Throw in the human tendency to feel losses more dramatically than gains and owning Berkshire could have been a disturbing experience for anyone who was following it day to day. The real pleasure – and profits – accrued only to those who could keep their eyes focused on the long term.

All of this helps to explain why Mr. Buffett isn't glued to a computer terminal all day. Like many value investors, he works on a very long term time scale. If your favourite holding period is forever, there is no need to check your performance every second of the day.
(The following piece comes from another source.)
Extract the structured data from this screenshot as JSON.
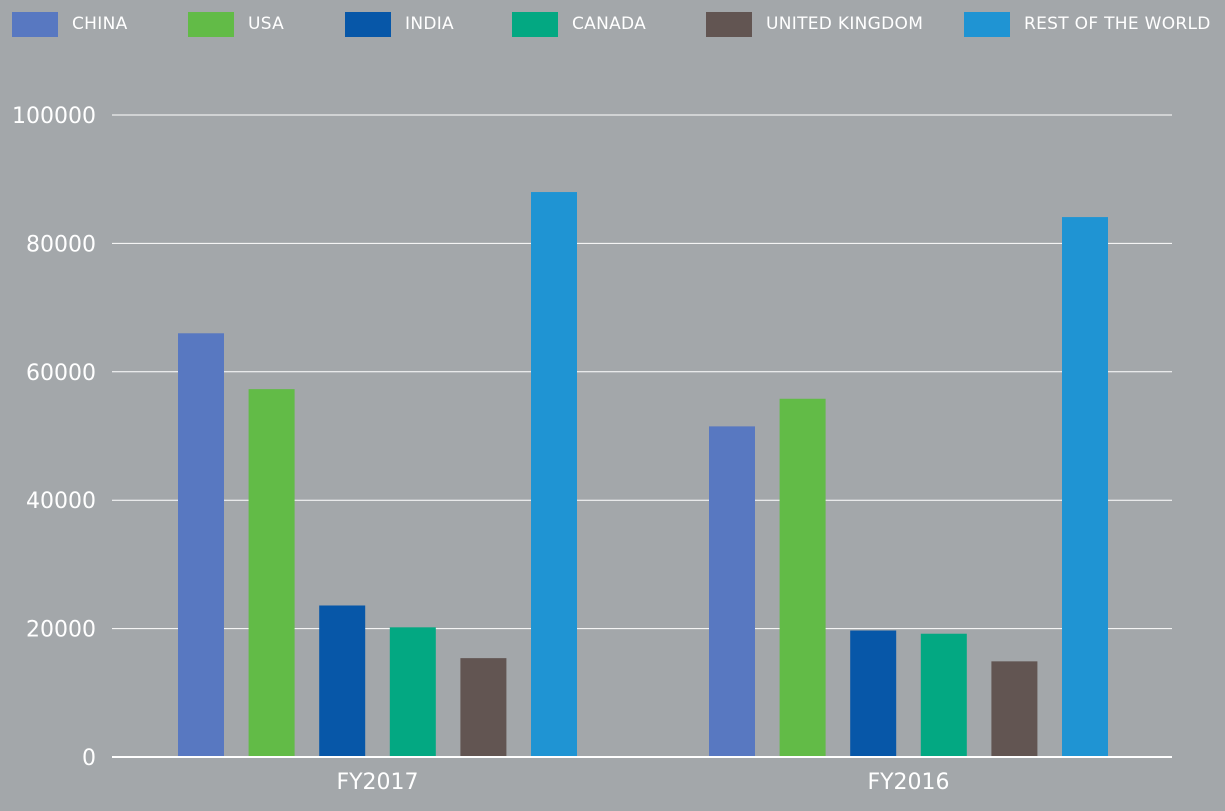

But, speaking of long-term performance, it's worth considering whether or not Berkshire Hathaway itself might be a good value for patient investors.

The sage himself recently announced that Berkshire Hathaway would be willing to buy back stock at 1.2 times book value, or about $137,000 per class A share ($91 per class B share). The stock currently trades at about an 18-per-cent premium to the buyback level, which makes it more of a hold than a buy based on Mr. Buffett's own metric.

While Berkshire Hathaway's long-term record is great, the firm's stupendous size makes it impossible for it to grow nearly as quickly as it did in the past. In addition, Mr. Buffett is getting on in years and, at the ripe old age of 82, he won't be around for ever. On the other hand, the firm owns a collection of wonderful businesses that are likely to do well for a long time to come and, perhaps, deserve a more substantial premium.

On balance, I won't be rushing out to sell my Berkshire Hathaway shares and the firm can still do reasonably well over the long term. Mr. Buffett should also have a few more productive years left in him – even if he takes on a more advisory role in the future. On the other hand, I don't expect to add to my position either. Instead, I'll take a page out of Mr. Buffett's playbook and opt for a touch of sloth with this one.